Onmi said:
Technically Kanji isn't Gay. He's more Pansexual than anything since he seems to latch onto anything that can comfort him (after all he wanted just as much as eveyrone else to see Naoko in a swim suit)
Don't forget, part of Kanji's massive confusion about his sexuality is caused by Nao
to. He doesn't understand why he feels the way he does around this "boy", then comes to grips with it.
Then finds out she's a girl.
A large part of his sexual confusion is the fact that he's slightly afraid of girls at first, after the way they teased him. But you're right: Kanji's sexuality is never openly stated and is more of a message about accepting yourself rather than "HOMOSEXUALITY IS OKAY MMKAY?"
Which is a good thing.
Naoto's character would also have been interesting to look at in this article. A fifteen year old girl who dresses and acts like a boy to the point of binding her chest, so that "people will take her seriously."
She has been doing this so long that everyone actually thinks she's a boy. She doesn't want to be a girl; apart from school, she works as a detective, in a workplace that is predominantly male. She has enough trouble being taken seriously due to her age, so she tricks everyone into thinking she's a boy to stop that also being used against her. This whole fear of not being taken seriously has made her start to hate being born female; she just wants to be a boy.

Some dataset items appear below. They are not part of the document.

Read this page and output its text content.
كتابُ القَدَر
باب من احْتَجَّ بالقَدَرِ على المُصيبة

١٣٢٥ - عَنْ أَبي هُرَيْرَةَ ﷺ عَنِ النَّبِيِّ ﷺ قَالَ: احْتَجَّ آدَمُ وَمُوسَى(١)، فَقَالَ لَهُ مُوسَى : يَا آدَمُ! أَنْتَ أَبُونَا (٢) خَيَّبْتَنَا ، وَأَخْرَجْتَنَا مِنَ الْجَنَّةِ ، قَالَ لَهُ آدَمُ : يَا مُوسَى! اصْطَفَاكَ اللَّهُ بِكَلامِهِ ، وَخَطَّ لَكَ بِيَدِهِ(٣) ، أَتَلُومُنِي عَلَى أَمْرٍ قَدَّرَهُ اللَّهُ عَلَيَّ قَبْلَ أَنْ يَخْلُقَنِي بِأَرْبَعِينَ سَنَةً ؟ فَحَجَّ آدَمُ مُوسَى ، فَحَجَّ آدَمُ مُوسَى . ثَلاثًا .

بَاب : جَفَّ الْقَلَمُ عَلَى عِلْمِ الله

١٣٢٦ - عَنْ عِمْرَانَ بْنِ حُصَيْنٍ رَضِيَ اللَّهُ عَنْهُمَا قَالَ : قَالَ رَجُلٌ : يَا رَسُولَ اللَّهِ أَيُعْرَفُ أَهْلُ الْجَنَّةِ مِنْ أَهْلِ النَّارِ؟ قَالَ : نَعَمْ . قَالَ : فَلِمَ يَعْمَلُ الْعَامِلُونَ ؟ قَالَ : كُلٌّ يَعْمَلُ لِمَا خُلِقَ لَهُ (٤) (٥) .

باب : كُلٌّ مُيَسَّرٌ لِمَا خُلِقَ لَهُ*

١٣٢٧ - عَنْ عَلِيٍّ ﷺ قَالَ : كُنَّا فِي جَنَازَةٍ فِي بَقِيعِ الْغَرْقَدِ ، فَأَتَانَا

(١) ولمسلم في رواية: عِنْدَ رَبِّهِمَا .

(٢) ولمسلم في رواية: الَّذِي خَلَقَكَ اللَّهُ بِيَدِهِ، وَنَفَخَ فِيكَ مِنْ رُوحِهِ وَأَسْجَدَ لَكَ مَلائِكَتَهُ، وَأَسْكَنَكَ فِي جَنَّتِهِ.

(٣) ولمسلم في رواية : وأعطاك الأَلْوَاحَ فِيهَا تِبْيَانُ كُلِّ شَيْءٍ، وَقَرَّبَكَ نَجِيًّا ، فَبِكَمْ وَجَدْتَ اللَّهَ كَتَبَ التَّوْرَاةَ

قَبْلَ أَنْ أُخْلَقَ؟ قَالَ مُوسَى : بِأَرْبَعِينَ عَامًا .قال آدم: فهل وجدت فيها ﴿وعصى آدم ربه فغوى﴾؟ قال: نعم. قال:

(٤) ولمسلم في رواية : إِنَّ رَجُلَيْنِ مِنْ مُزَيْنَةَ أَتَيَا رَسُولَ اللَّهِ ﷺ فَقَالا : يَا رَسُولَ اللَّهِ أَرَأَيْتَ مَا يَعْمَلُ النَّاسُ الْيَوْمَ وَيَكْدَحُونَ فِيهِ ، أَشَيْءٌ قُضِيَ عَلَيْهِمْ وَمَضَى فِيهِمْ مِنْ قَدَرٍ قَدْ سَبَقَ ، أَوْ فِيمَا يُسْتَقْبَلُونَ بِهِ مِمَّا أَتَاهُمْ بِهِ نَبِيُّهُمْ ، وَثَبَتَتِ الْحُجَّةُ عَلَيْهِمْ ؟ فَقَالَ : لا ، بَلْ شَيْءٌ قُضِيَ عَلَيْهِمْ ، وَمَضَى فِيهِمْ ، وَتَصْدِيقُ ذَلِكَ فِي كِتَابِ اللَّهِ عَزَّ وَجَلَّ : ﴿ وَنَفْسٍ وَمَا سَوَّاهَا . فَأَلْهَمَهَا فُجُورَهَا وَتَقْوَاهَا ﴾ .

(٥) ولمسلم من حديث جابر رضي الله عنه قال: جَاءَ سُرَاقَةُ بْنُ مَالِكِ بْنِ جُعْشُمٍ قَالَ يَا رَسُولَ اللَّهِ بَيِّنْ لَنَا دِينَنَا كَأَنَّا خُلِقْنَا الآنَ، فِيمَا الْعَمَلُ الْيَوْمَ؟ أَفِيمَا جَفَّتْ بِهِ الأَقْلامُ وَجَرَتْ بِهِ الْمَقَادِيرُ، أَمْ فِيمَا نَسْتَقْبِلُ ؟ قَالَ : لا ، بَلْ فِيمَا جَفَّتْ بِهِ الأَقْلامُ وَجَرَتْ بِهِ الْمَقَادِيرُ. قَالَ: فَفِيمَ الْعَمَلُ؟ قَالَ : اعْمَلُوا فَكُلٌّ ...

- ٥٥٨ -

This represents itself in her area in the world in the television, with her shadow being a young boy crying for attention. Who wants to perform a gender reassignment surgery on Naoto.
After saving her from her dungeon, she becomes more accepting of her gender, but she's still a little uncomfortable about it. When completing her social link, she fully accepts the whole "Yes, I'm a girl, but it shouldn't change things" message.
I've noticed the entire game is pretty much a representation of issues that teenagers can go through. Wanting to find their own place in the world, popularity, gender issues, sexuality issues... It's rather deep.
Serenegoose said:
You know, as trivial as it might be to some people, the treatment of the 'birdo' character really has gotten to me, especially as this article was apparently about how we're so bigoted towards LGBT people, during which birdo is referred to as 'a guy who thinks he is a girl' and is 'gender confused' Wow, way to be incredibly transphobic whilst decrying homophobia. And then to put LGBT as a tag? Be honest. You apparently only care about LG and B at a push issues, or you wouldn't be so casually hateful towards a trans character, even if the character is -birdo-.
The "guy who thinks he's a girl" line is a direct quote from the SMB2(?) manual. It may explain the usage of that phrase.